The sweet 100 tomatoes and yummy yellow pear tomatoes are exploding in my garden.  I also have a ton of fresh herbs and a need to use them up.  Fresh summer produce is in full swing!  It’s a great problem to have.  This recipe uses up some of that delectable healthy produce from my garden, as well as a few leftover small heirlooms from my local farmer’s market.

And just a note, my kids LOVE this.  They sit around the bowl of tomatoes and scoop it up with crostini.  It never makes it to a plate.

It starts with a pound of small sweet tomatoes.  In today’s version I used a combination of Sweet 100 tomatoes and yellow pear tomatoes from my garden along with a few heirloom cherry type tomatoes from my farmer’s market.  Cut them all in half.  (I did leave a few extra small ones whole)

cut tomatoes

Then add EVOO, balsamic vinegar, chopped garlic, fresh basil, fresh thyme, fresh oregano, and dried marjoram.  Salt and pepper it to taste.  Let it sit in the fridge for 2 or more hours.  You can make this up to a day in advance.  Anymore than 24 hours and it starts to get a bit mealy in texture.

herb marinated tomatoes


This is how I used to eat them.  Without crostini or anything.  It was just herb marinated tomatoes back in the day.  One day I was making them and saw a partial loaf of thinly sliced french bread sitting on the counter. Suddenly a Parmesan crusted slice of bread piled high with savory marinated tomatoes and dripping with that luscious marinade popped into my head.  I’ve never gone back. 

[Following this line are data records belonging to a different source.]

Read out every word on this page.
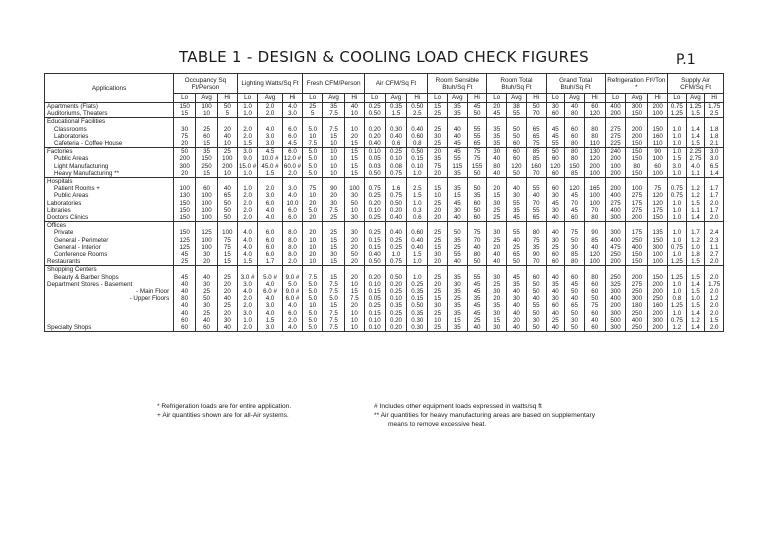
TABLE 1 - DESIGN & COOLING LOAD CHECK FIGURES	P.1
Applications	Occupancy Sq Ft/Person			Lighting Watts/Sq Ft			Fresh CFM/Person			Air CFM/Sq Ft			Room Sensible Btuh/Sq Ft			Room Total Btuh/Sq Ft			Grand Total Btuh/Sq Ft			Refrigeration Ft²/Ton *			Supply Air CFM/Sq Ft		
	Lo	Avg	Hi	Lo	Avg	Hi	Lo	Avg	Hi	Lo	Avg	Hi	Lo	Avg	Hi	Lo	Avg	Hi	Lo	Avg	Hi	Lo	Avg	Hi	Lo	Avg	Hi
Apartments (Flats)	150	100	50	1.0	2.0	4.0	25	35	40	0.25	0.35	0.50	15	35	45	20	38	50	30	40	60	400	300	200	0.75	1.25	1.75
Auditoriums, Theaters	15	10	5	1.0	2.0	3.0	5	7.5	10	0.50	1.5	2.5	25	35	50	45	55	70	60	80	120	200	150	100	1.25	1.5	2.5
Educational Facilities																											
Classrooms	30	25	20	2.0	4.0	6.0	5.0	7.5	10	0.20	0.30	0.40	25	40	55	35	50	65	45	60	80	275	200	150	1.0	1.4	1.8
Laboratories	75	60	40	2.0	3.0	6.0	10	15	20	0.20	0.40	0.60	30	40	55	35	50	65	45	60	80	275	200	160	1.0	1.4	1.8
Cafeteria - Coffee House	20	15	10	1.5	3.0	4.5	7.5	10	15	0.40	0.6	0.8	25	45	65	35	60	75	55	80	110	225	150	110	1.0	1.5	2.1
Factories	50	35	25	3.0	4.5	6.0	5.0	10	15	0.10	0.25	0.50	20	45	75	30	60	85	50	80	130	240	150	90	1.0	2.25	3.0
Public Areas	200	150	100	9.0	10.0 #	12.0 #	5.0	10	15	0.05	0.10	0.15	35	55	75	40	60	85	60	80	120	200	150	100	1.5	2.75	3.0
Light Manufacturing	300	250	200	15.0 #	45.0 #	60.0 #	5.0	10	15	0.03	0.08	0.10	75	115	155	80	120	160	120	150	200	100	80	60	3.0	4.0	6.5
Heavy Manufacturing **	20	15	10	1.0	1.5	2.0	5.0	10	15	0.50	0.75	1.0	20	35	50	40	50	70	60	85	100	200	150	100	1.0	1.1	1.4
Hospitals																											
Patient Rooms +	100	60	40	1.0	2.0	3.0	75	90	100	0.75	1.6	2.5	15	35	50	20	40	55	60	120	165	200	100	75	0.75	1.2	1.7
Public Areas	130	100	65	2.0	3.0	4.0	10	20	30	0.25	0.75	1.5	10	15	35	15	30	40	30	45	100	400	275	120	0.75	1.2	1.7
Laboratories	150	100	50	2.0	6.0	10.0	20	30	50	0.20	0.50	1.0	25	45	60	30	55	70	45	70	100	275	175	120	1.0	1.5	2.0
Libraries	150	100	50	2.0	4.0	6.0	5.0	7.5	10	0.10	0.20	0.3	20	30	50	25	35	55	30	45	70	400	275	175	1.0	1.1	1.7
Doctors Clinics	150	100	50	2.0	4.0	6.0	20	25	30	0.25	0.40	0.6	20	40	60	25	45	65	40	60	80	300	200	150	1.0	1.4	2.0
Offices																											
Private	150	125	100	4.0	6.0	8.0	20	25	30	0.25	0.40	0.60	25	50	75	30	55	80	40	75	90	300	175	135	1.0	1.7	2.4
General - Perimeter	125	100	75	4.0	6.0	8.0	10	15	20	0.15	0.25	0.40	25	35	70	25	40	75	30	50	85	400	250	150	1.0	1.2	2.3
General - Interior	125	100	75	4.0	6.0	8.0	10	15	20	0.15	0.25	0.40	15	25	40	20	25	35	25	30	40	475	400	300	0.75	1.0	1.1
Conference Rooms	45	30	15	4.0	6.0	8.0	20	30	50	0.40	1.0	1.5	30	55	80	40	65	90	60	85	120	250	150	100	1.0	1.8	2.7
Restaurants	25	20	15	1.5	1.7	2.0	10	15	20	0.50	0.75	1.0	20	40	50	40	50	70	60	80	100	200	150	100	1.25	1.5	2.0
Shopping Centers																											
Beauty & Barber Shops	45	40	25	3.0 #	5.0 #	9.0 #	7.5	15	20	0.20	0.50	1.0	25	35	55	30	45	60	40	60	80	250	200	150	1.25	1.5	2.0
Department Stores - Basement	40	30	20	3.0	4.0	5.0	5.0	7.5	10	0.10	0.20	0.25	20	30	45	25	35	50	35	45	60	325	275	200	1.0	1.4	1.75
- Main Floor	40	25	20	4.0	6.0 #	9.0 #	5.0	7.5	15	0.15	0.25	0.35	25	35	45	30	40	50	40	50	60	300	250	200	1.0	1.5	2.0
- Upper Floors	80	50	40	2.0	4.0	6.0 #	5.0	5.0	7.5	0.05	0.10	0.15	15	25	35	20	30	40	30	40	50	400	300	250	0.8	1.0	1.2
	40	30	25	2.0	3.0	4.0	10	15	20	0.25	0.35	0.50	30	35	45	35	40	55	60	65	75	200	180	160	1.25	1.5	2.0
	40	25	20	3.0	4.0	6.0	5.0	7.5	10	0.15	0.25	0.35	25	35	45	30	40	50	40	50	60	300	250	200	1.0	1.4	2.0
	60	40	30	1.0	1.5	2.0	5.0	7.5	10	0.10	0.20	0.30	10	15	25	15	20	30	25	30	40	500	400	300	0.75	1.2	1.5
Specialty Shops	60	60	40	2.0	3.0	4.0	5.0	7.5	10	0.10	0.20	0.30	25	35	40	30	40	50	40	50	60	300	250	200	1.2	1.4	2.0
* Refrigeration loads are for entire application.
+ Air quantities shown are for all-Air systems.
# Includes other equipment loads expressed in watts/sq ft
** Air quantities for heavy manufacturing areas are based on supplementary
means to remove excessive heat.
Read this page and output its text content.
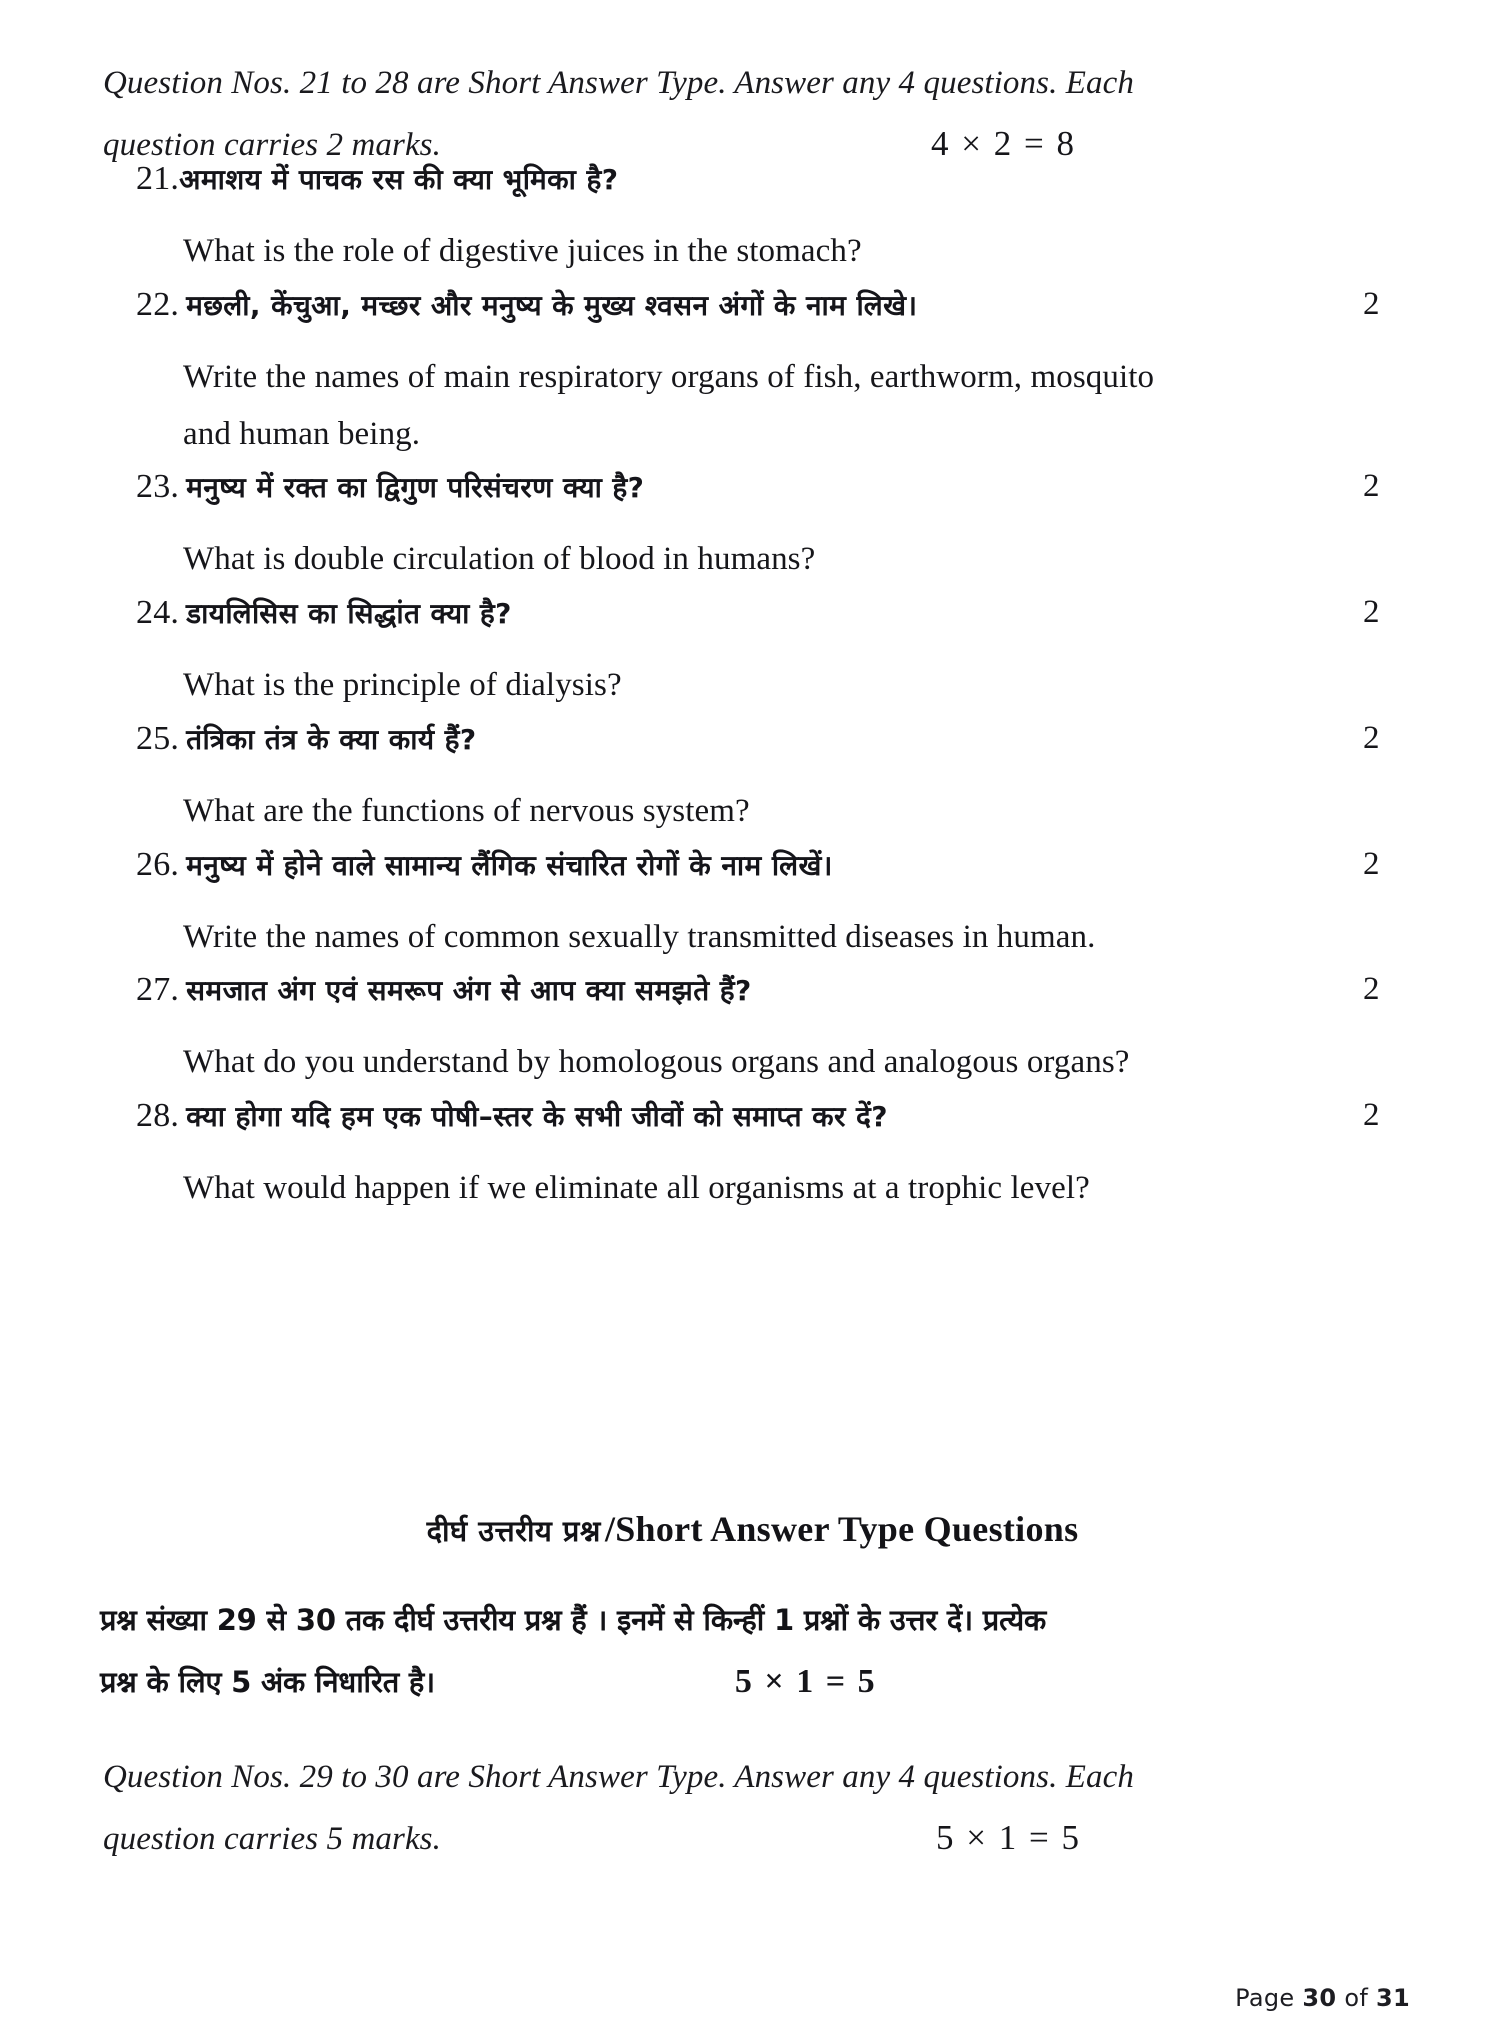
Question Nos. 21 to 28 are Short Answer Type. Answer any 4 questions. Each
question carries 2 marks.	4 × 2 = 8
21. अमाशय में पाचक रस की क्या भूमिका है?
What is the role of digestive juices in the stomach?
22. मछली, केंचुआ, मच्छर और मनुष्य के मुख्य श्वसन अंगों के नाम लिखे।	2
Write the names of main respiratory organs of fish, earthworm, mosquito
and human being.
23. मनुष्य में रक्त का द्विगुण परिसंचरण क्या है?	2
What is double circulation of blood in humans?
24. डायलिसिस का सिद्धांत क्या है?	2
What is the principle of dialysis?
25. तंत्रिका तंत्र के क्या कार्य हैं?	2
What are the functions of nervous system?
26. मनुष्य में होने वाले सामान्य लैंगिक संचारित रोगों के नाम लिखें।	2
Write the names of common sexually transmitted diseases in human.
27. समजात अंग एवं समरूप अंग से आप क्या समझते हैं?	2
What do you understand by homologous organs and analogous organs?
28. क्या होगा यदि हम एक पोषी–स्तर के सभी जीवों को समाप्त कर दें?	2
What would happen if we eliminate all organisms at a trophic level?
दीर्घ उत्तरीय प्रश्न /Short Answer Type Questions
प्रश्न संख्या 29 से 30 तक दीर्घ उत्तरीय प्रश्न हैं । इनमें से किन्हीं 1 प्रश्नों के उत्तर दें। प्रत्येक
प्रश्न के लिए 5 अंक निधारित है।	5 × 1 = 5
Question Nos. 29 to 30 are Short Answer Type. Answer any 4 questions. Each
question carries 5 marks.	5 × 1 = 5
Page 30 of 31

So I slathered a slice of bread with enough butter to make some finely grated Parmesan stick to it. 

butter parm bread

While that got all crusty in a skillet with the cheese side down, I did the same thing to the other side and repeated.  The rich butter and salty parm really set off the marinated tomatoes.

herb marinated tomato crostini

And that’s how this was born.  It has since been repeated at least once a week during tomato season.